In this study, peptide entry inhibitors against the fusion processes of severe acute respiratory syndrome coronavirus-2 (SCV2) and influenza A virus (IAV) were designed and evaluated. Fusion inhibitor peptides targeting the conformational shift of the viral fusion protein were designed based on the relatively conserved sequence of HR2 from SCV2 spike protein and the conserved fusion peptide from hemagglutinin (HA) of IAV. Helical HR2 peptides bind more efficiently to HR1 trimer, while helical amphipathic anti-IAV peptides have higher cell penetration and endosomal uptake.
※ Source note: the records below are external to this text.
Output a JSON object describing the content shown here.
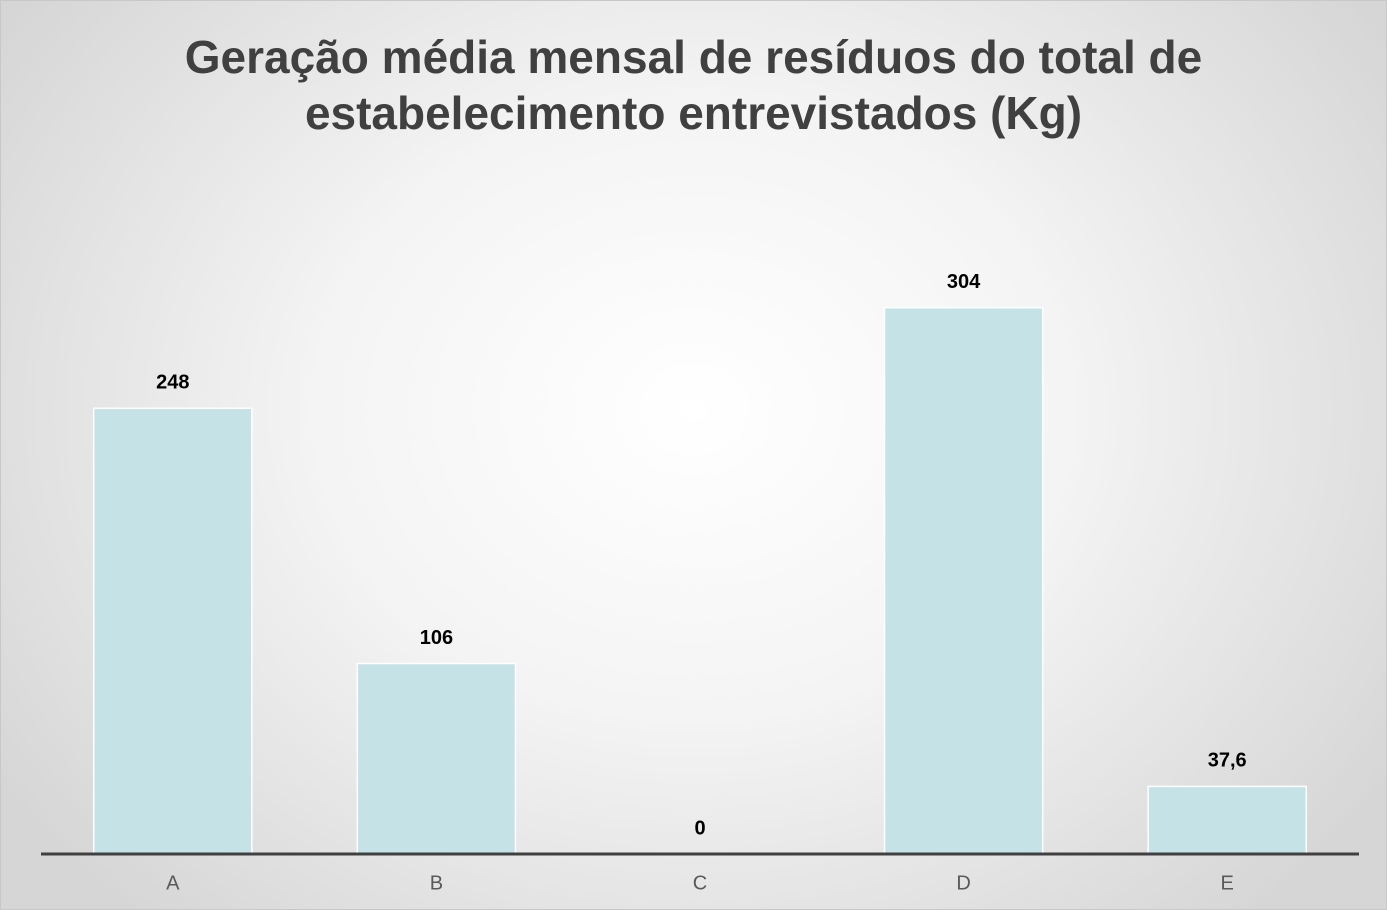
{
  "chart_data": {
    "type": "bar",
    "title": "Geração média mensal de resíduos do total de estabelecimento entrevistados (Kg)",
    "categories": [
      "A",
      "B",
      "C",
      "D",
      "E"
    ],
    "values": [
      248,
      106,
      0,
      304,
      37.6
    ],
    "value_labels": [
      "248",
      "106",
      "0",
      "304",
      "37,6"
    ],
    "color": "#c5e3e7",
    "ylim": [
      0,
      350
    ]
  }
}
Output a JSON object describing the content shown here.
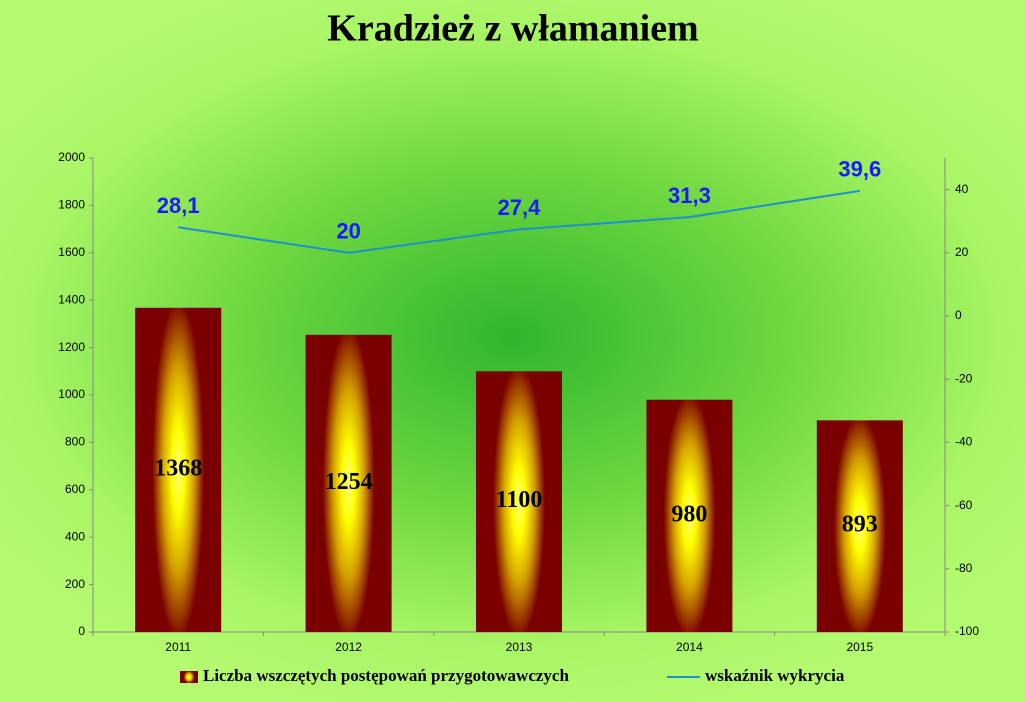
{
  "chart_data": {
    "type": "bar",
    "title": "Kradzież z włamaniem",
    "categories": [
      "2011",
      "2012",
      "2013",
      "2014",
      "2015"
    ],
    "series": [
      {
        "name": "Liczba wszczętych postępowań przygotowawczych",
        "type": "bar",
        "color": "#7a0000",
        "values": [
          1368,
          1254,
          1100,
          980,
          893
        ]
      },
      {
        "name": "wskaźnik wykrycia",
        "type": "line",
        "axis": "y2",
        "color": "#1e90d0",
        "values": [
          28.1,
          20,
          27.4,
          31.3,
          39.6
        ],
        "value_labels": [
          "28,1",
          "20",
          "27,4",
          "31,3",
          "39,6"
        ]
      }
    ],
    "ylim": [
      0,
      2000
    ],
    "yticks": [
      0,
      200,
      400,
      600,
      800,
      1000,
      1200,
      1400,
      1600,
      1800,
      2000
    ],
    "y2lim": [
      -100,
      50
    ],
    "y2ticks": [
      -100,
      -80,
      -60,
      -40,
      -20,
      0,
      20,
      40
    ],
    "grid": false
  }
}
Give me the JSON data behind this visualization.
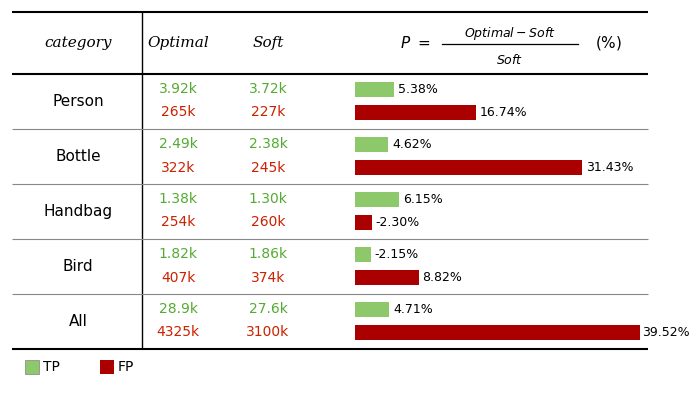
{
  "categories": [
    "Person",
    "Bottle",
    "Handbag",
    "Bird",
    "All"
  ],
  "optimal_tp": [
    "3.92k",
    "2.49k",
    "1.38k",
    "1.82k",
    "28.9k"
  ],
  "soft_tp": [
    "3.72k",
    "2.38k",
    "1.30k",
    "1.86k",
    "27.6k"
  ],
  "optimal_fp": [
    "265k",
    "322k",
    "254k",
    "407k",
    "4325k"
  ],
  "soft_fp": [
    "227k",
    "245k",
    "260k",
    "374k",
    "3100k"
  ],
  "tp_pct": [
    5.38,
    4.62,
    6.15,
    -2.15,
    4.71
  ],
  "fp_pct": [
    16.74,
    31.43,
    -2.3,
    8.82,
    39.52
  ],
  "tp_color": "#8DC86A",
  "fp_color": "#AA0000",
  "green_text": "#55AA33",
  "red_text": "#CC2200",
  "bar_max": 39.52,
  "fig_width": 6.4,
  "fig_height": 3.75
}
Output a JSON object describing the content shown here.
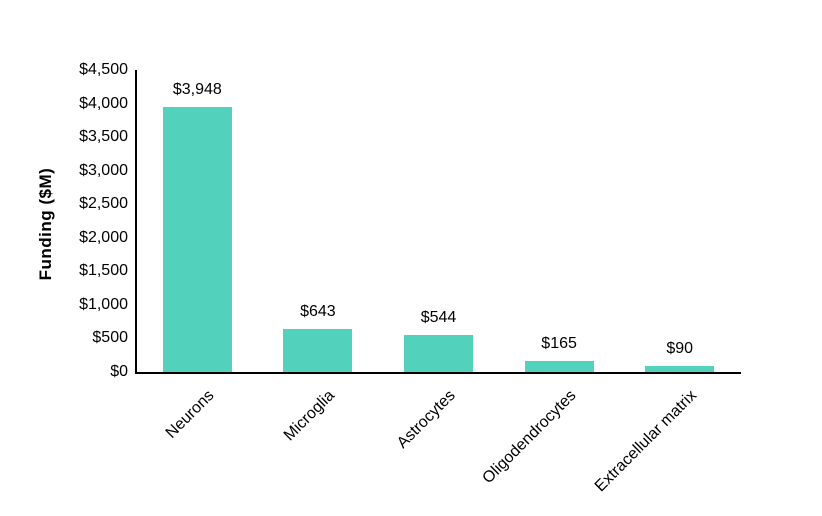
{
  "chart_data": {
    "type": "bar",
    "categories": [
      "Neurons",
      "Microglia",
      "Astrocytes",
      "Oligodendrocytes",
      "Extracellular matrix"
    ],
    "values": [
      3948,
      643,
      544,
      165,
      90
    ],
    "value_labels": [
      "$3,948",
      "$643",
      "$544",
      "$165",
      "$90"
    ],
    "title": "",
    "xlabel": "",
    "ylabel": "Funding ($M)",
    "ylim": [
      0,
      4500
    ],
    "ytick_step": 500,
    "ytick_labels": [
      "$0",
      "$500",
      "$1,000",
      "$1,500",
      "$2,000",
      "$2,500",
      "$3,000",
      "$3,500",
      "$4,000",
      "$4,500"
    ],
    "grid": "off",
    "legend": "none",
    "bar_color": "#52D1BC",
    "axis_color": "#000000",
    "text_color": "#000000",
    "background_color": "#FFFFFF"
  }
}
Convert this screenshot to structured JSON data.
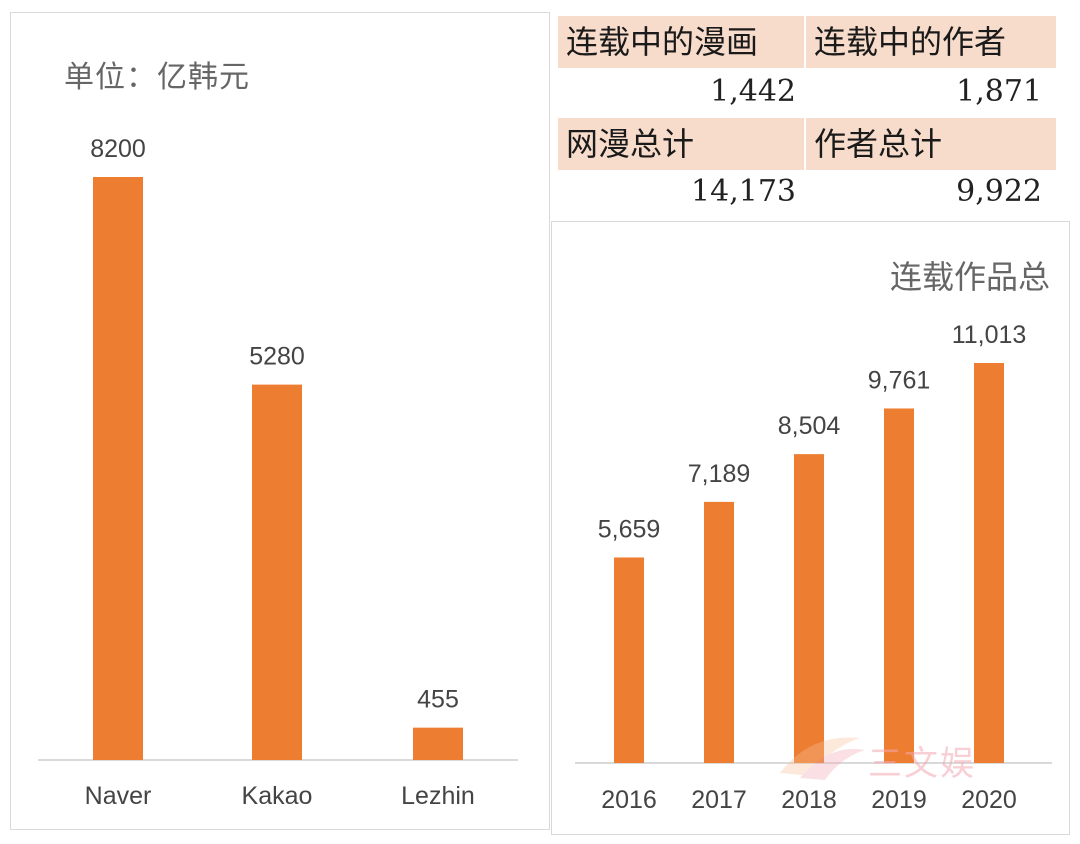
{
  "left_chart": {
    "unit_label": "单位：亿韩元",
    "chart_data": {
      "type": "bar",
      "title": "",
      "unit": "单位：亿韩元",
      "categories": [
        "Naver",
        "Kakao",
        "Lezhin"
      ],
      "values": [
        8200,
        5280,
        455
      ],
      "value_labels": [
        "8200",
        "5280",
        "455"
      ],
      "ylim": [
        0,
        8200
      ]
    }
  },
  "stats": {
    "serial_comics_label": "连载中的漫画",
    "serial_comics_value": "1,442",
    "serial_authors_label": "连载中的作者",
    "serial_authors_value": "1,871",
    "total_webtoons_label": "网漫总计",
    "total_webtoons_value": "14,173",
    "total_authors_label": "作者总计",
    "total_authors_value": "9,922"
  },
  "right_chart": {
    "title": "连载作品总",
    "chart_data": {
      "type": "bar",
      "title": "连载作品总",
      "categories": [
        "2016",
        "2017",
        "2018",
        "2019",
        "2020"
      ],
      "values": [
        5659,
        7189,
        8504,
        9761,
        11013
      ],
      "value_labels": [
        "5,659",
        "7,189",
        "8,504",
        "9,761",
        "11,013"
      ],
      "ylim": [
        0,
        11013
      ]
    }
  },
  "watermark": {
    "text": "三文娱"
  },
  "colors": {
    "bar": "#ed7d31",
    "header_bg": "#f8dccb",
    "axis": "#d9d9d9"
  }
}
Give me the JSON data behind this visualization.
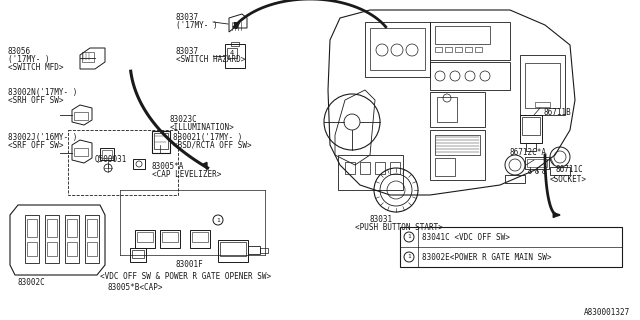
{
  "bg_color": "#ffffff",
  "line_color": "#1a1a1a",
  "fig_width": 6.4,
  "fig_height": 3.2,
  "dpi": 100,
  "footer": "A830001327",
  "legend_items": [
    {
      "num": "1",
      "part": "83041C <VDC OFF SW>"
    },
    {
      "num": "1",
      "part": "83002E<POWER R GATE MAIN SW>"
    }
  ]
}
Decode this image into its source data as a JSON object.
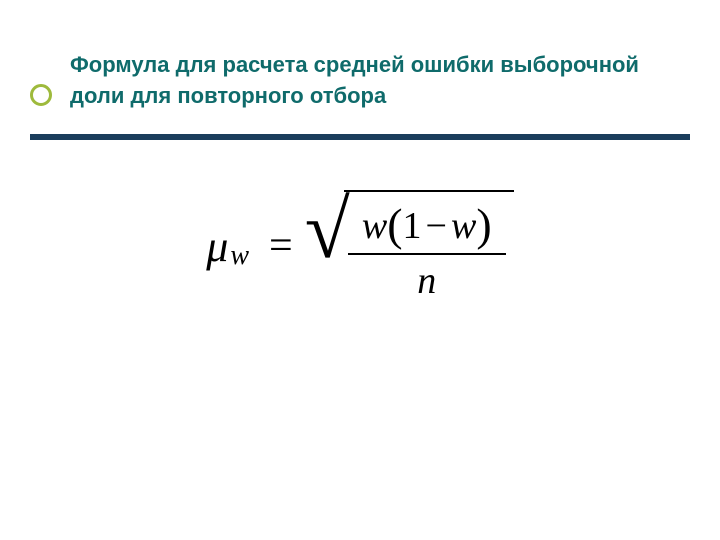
{
  "slide": {
    "background_color": "#ffffff",
    "title": {
      "text": "Формула для расчета средней ошибки выборочной доли для повторного отбора",
      "color": "#0f6b6b",
      "fontsize": 22,
      "font_weight": "bold"
    },
    "bullet": {
      "border_color": "#9eba3c",
      "size": 22
    },
    "divider": {
      "color": "#1a3d5c",
      "height": 6
    },
    "formula": {
      "type": "math-expression",
      "lhs_symbol": "μ",
      "lhs_subscript": "w",
      "equals": "=",
      "rhs": {
        "operator": "sqrt",
        "fraction": {
          "numerator": {
            "var1": "w",
            "paren_open": "(",
            "const": "1",
            "op": "−",
            "var2": "w",
            "paren_close": ")"
          },
          "denominator": "n"
        }
      },
      "color": "#000000",
      "font_family": "Times New Roman",
      "base_fontsize": 42
    }
  }
}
The initial sequences were mutated by increasing the amphipathicity, using helix favoring residues, and residues likely to form salt- and disulfide-bridges. After docking against their targets, all anti-SCV2 designed peptides bonded with the HR1 3-helical bundle's hydrophobic crevice, while AntiSCV2P1, AntiSCV2P3, AntiSCV2P7, and AntiSCV2P8 expected to form coiled coils with at least one of the HR1 strands. Four of the designed anti-IAV peptides were cell-penetrating (AntiIAVP2, AntiIAVP3, AntiIAVP4, AntiIAVP7). All of them interacted with the fusion peptide of HA and some of the residues in the conserved hydrophobic pocket of HA2 in H1N1, H3N1, and H5N1 subtypes of IAV. AntiIAVP3 and AntiIAVP4 peptides had the best binding to HA2 conserved hydrophobic pocket, while, AntiIAVP2 and AntiIAVP6 showed the best binding to the fusion peptide region. According to analyses for in-vivo administration, AntiSCV2P1, AntiSCV2P7, AntiIAVP2, and AntiIAVP7 were the best candidates. AntiSCV2 and AntiIAV peptides were also conjugated using an in vivo cleavable linker sensitive to TMPRSS2 applicable as a single therapeutic in coinfections or uncertain diagnosis.